Murray cut his teeth as an architect in America, returning to Scotland to establish a private practise in 1992. He has since put his stamp on a series of very visible and potentially controversial projects many within the area designated by UNESCO as a World Heritage site.
It is Murray’s vision which will raise a new hotel – The Bridge – high on the Royal Mile, on the site of the old Lothian Regional Council offices. And it is Murray, who, with his plans for the Cowgate Bridge site – cleared by fire in 2002 – will create “a vibrant new city district”.

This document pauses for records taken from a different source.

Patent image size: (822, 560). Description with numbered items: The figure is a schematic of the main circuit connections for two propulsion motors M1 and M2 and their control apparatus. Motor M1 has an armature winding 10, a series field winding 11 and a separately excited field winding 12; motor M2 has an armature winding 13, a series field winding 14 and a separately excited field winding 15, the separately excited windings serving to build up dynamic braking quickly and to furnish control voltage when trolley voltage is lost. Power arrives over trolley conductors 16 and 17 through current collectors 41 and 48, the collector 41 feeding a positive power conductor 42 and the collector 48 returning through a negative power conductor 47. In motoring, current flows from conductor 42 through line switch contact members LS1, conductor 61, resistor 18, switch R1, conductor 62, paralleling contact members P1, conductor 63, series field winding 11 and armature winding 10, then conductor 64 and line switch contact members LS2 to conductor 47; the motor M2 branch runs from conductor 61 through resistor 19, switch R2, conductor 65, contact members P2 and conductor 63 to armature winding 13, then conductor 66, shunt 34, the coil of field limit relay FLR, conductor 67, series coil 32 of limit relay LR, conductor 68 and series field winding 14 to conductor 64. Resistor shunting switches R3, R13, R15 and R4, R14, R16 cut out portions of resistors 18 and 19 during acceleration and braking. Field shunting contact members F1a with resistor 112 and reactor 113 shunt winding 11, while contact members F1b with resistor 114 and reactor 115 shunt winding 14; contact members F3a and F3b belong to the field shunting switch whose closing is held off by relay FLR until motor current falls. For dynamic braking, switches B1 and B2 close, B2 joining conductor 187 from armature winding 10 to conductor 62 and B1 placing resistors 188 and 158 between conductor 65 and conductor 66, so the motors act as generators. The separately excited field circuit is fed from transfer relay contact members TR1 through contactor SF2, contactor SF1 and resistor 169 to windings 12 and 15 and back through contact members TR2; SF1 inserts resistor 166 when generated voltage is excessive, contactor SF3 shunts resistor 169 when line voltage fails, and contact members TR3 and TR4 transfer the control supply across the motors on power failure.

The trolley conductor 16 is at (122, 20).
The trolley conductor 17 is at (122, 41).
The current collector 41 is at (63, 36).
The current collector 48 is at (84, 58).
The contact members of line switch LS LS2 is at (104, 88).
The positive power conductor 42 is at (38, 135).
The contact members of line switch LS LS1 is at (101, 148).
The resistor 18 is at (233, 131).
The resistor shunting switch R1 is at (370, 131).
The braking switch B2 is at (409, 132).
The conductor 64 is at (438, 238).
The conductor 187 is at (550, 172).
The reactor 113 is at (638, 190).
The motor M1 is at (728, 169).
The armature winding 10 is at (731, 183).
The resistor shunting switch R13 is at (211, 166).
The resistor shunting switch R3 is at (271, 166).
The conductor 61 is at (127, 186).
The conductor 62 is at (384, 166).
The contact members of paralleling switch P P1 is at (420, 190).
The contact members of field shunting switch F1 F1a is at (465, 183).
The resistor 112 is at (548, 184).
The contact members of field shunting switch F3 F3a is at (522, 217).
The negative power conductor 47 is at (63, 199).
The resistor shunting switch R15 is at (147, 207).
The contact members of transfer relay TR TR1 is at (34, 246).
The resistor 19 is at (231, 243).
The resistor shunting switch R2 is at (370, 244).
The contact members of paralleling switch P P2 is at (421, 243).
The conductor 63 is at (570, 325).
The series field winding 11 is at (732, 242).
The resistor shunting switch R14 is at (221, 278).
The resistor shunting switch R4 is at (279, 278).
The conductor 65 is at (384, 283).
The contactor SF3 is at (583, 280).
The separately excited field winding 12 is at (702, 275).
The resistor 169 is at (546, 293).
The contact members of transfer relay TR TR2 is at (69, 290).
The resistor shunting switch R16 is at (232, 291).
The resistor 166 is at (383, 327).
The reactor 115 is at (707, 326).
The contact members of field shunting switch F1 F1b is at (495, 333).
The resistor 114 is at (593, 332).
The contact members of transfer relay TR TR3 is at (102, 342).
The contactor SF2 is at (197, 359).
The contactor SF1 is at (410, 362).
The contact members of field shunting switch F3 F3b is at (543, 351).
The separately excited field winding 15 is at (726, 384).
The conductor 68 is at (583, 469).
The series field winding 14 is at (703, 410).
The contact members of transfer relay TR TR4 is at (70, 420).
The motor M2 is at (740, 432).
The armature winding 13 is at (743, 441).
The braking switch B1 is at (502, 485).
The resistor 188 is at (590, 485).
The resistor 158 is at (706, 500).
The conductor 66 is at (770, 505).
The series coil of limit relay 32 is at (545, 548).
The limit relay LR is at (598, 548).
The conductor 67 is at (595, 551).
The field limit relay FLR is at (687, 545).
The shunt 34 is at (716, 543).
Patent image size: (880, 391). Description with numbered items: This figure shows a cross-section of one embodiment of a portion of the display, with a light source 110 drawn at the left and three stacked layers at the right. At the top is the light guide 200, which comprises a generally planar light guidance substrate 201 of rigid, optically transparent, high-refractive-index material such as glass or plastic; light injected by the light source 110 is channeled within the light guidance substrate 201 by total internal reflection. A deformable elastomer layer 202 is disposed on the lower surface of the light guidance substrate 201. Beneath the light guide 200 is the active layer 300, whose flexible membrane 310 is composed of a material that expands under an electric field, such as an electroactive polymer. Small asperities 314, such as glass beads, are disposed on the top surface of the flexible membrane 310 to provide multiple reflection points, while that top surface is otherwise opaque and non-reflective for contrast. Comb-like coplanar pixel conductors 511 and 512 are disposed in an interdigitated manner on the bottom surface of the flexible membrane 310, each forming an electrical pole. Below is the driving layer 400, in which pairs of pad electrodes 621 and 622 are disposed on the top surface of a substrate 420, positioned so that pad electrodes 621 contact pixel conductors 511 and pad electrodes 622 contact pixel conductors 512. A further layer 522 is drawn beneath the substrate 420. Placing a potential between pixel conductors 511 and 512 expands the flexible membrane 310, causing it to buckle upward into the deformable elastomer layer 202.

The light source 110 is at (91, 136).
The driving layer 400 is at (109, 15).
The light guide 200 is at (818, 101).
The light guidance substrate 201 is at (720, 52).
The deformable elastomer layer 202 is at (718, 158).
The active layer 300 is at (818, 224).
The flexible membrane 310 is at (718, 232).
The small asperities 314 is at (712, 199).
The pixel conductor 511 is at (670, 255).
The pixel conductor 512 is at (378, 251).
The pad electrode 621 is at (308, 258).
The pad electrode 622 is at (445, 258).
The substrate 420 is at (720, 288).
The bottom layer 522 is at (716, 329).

He is also the lead architect on the £300 million Caltongate development that requires the demolition of two listed buildings. These proposals have outraged conservation groups and residents and the project has been referred back to planning.

The practice does not confine itself to the city centre. It has completed three corporate buildings on the Edinburgh Park estate, with a combined value of more than £25m, for New Edinburgh, a joint venture between the Miller Group and the city council. He is masterplanning the re-generation of a 32-hectare site in Fountainbridge and in Leith, Murray has designed phases one and two of Coalhill., for the developer Buredi.
With commendable chutzpah, he announced that the dome on the top of his South Bridge Building is inspired by the nearby Old College, designed by Robert Adam, Edinburgh’s great architect of the Enlightenment. Who knows, in 200 years, designers might be erecting plate glass walls in homage to Murray?